History Professors Reap Major Honors
Three professors in Weinberg College’s Department of History — Deborah Cohen, Scott Sowerby and Helen Tilley — have been singled out for recognition by some of the most prominent organizations in their field.
Deborah Cohen
Cohen, the Peter B. Ritzma Professor of the Humanities and a professor of history, has won two major prizes recently for her 2013 book Family Secrets: Shame and Privacy in Modern Britain: the Morris D. Forkosch Prize from the American Historical Association, and the Stansky Book Prize from the North American Conference on British Studies.
It is the second time Cohen has won both awards, and she is the first person to have repeated both accomplishments. A previous book, Household Gods: The British and their Possessions, won both prizes in 2007.
The Forkosch Prize is in the category of post-1485 British and British Imperial/Commonwealth history, while the Stansky Prize is for the best book published by a North American scholar on any aspect of British studies since 1800
Family Secrets, which explores the role that family secrets have played in the transformation of social mores from the Victorian era to the present day, was also named a best book of the year by three United Kingdom publications: The Spectator, The Sunday Times and The Times Literary Supplement.

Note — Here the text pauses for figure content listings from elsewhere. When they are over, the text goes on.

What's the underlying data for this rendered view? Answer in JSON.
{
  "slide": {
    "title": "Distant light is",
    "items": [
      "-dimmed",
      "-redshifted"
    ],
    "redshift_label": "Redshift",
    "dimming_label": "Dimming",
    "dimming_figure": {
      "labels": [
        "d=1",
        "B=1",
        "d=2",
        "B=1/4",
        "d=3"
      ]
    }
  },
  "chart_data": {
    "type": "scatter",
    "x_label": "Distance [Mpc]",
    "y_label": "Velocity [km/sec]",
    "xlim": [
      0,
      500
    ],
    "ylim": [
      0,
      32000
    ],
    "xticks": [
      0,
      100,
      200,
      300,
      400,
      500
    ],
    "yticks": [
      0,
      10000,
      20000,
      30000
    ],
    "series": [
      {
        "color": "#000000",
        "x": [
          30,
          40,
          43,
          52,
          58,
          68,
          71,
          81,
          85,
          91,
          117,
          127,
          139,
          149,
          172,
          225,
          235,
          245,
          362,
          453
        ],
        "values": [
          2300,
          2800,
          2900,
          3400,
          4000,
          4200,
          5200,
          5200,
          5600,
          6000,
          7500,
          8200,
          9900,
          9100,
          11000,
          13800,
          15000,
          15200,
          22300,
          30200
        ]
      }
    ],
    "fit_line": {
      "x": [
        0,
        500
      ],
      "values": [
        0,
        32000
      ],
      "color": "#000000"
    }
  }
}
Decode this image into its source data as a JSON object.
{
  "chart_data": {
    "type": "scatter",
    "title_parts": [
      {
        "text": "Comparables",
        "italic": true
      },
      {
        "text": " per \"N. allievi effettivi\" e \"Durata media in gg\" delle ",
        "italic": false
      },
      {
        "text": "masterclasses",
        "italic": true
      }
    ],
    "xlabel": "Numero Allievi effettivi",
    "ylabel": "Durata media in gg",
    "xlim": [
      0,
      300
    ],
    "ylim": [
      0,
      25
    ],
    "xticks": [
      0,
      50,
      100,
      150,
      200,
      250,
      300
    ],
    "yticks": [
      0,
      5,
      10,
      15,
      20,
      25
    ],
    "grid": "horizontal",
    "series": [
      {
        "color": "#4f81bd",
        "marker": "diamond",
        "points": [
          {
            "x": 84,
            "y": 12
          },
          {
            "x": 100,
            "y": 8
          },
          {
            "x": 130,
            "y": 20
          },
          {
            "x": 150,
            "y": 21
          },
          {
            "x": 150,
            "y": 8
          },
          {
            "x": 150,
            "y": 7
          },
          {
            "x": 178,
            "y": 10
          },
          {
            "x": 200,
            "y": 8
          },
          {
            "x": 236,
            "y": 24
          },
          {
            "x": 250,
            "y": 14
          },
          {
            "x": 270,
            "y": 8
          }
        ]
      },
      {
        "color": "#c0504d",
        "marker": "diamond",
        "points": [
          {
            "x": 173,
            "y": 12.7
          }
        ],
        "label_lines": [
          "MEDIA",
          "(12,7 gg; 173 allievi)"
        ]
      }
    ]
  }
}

Cohen is a historian of modern Britain and Europe. In addition to Household Gods and Family Secrets, she is the author of a third book, The War Come Home: Disabled Veterans in Britain and Germany, 1914-1939, which received the Social Science History Association's Allan Sharlin Prize. She has held fellowships from the Mellon Foundation, the National Humanities Center and the John Simon Guggenheim Memorial Foundation, among others.
Learn more about Deborah Cohen
Scott Sowerby
Sowerby, an associate professor, has won the Whitfield Book Prize for his book, Making Toleration: The Repealers and the Glorious Revolution. The award, bestowed by the Royal Historical Society in the United Kingdom, recognizes the best first book on British or Irish history.
The judges called Sowerby’s work “an extraordinary feat of research in local record offices as well as national repositories,” adding that the book “presents a wholly new picture of the supporters of James II’s policy of religious toleration.”
Sowerby, a historian of early modern Britain and Europe, has also published articles in Past & Present, the Journal of British Studies, the English Historical Review and Parliamentary History.
Earlier this year, Sowerby received the Weinberg College Award for Distinguished Teaching. He teaches courses on Tudor-Stuart Britain, the history of gender and sexuality, and the early British Empire.
Learn more about Scott Sowerby
Helen Tilley
Tilley, an associate professor, is the winner of the Ludwik Fleck Prize from the Society for the Social Studies of Science for her 2011 book, Africa as a Living Laboratory: Empire, Development, and the Problem of Scientific Knowledge, 1870-1950.
The book explores the dynamic interplay between scientific research and imperialism in British Africa between 1870 and 1950.
Tilley examines medical, environmental, and human sciences in colonial and post-colonial Africa, emphasizing intersections with environmental history, development studies, and world history.
She has written numerous articles and book chapters on the history of ecology, eugenics, agriculture, and epidemiology in tropical Africa, and is co-editor of Ordering Africa: Anthropology, European Imperialism and the Politics of Knowledge and Utopia-Dystopia: Historical Conditions of Possibility.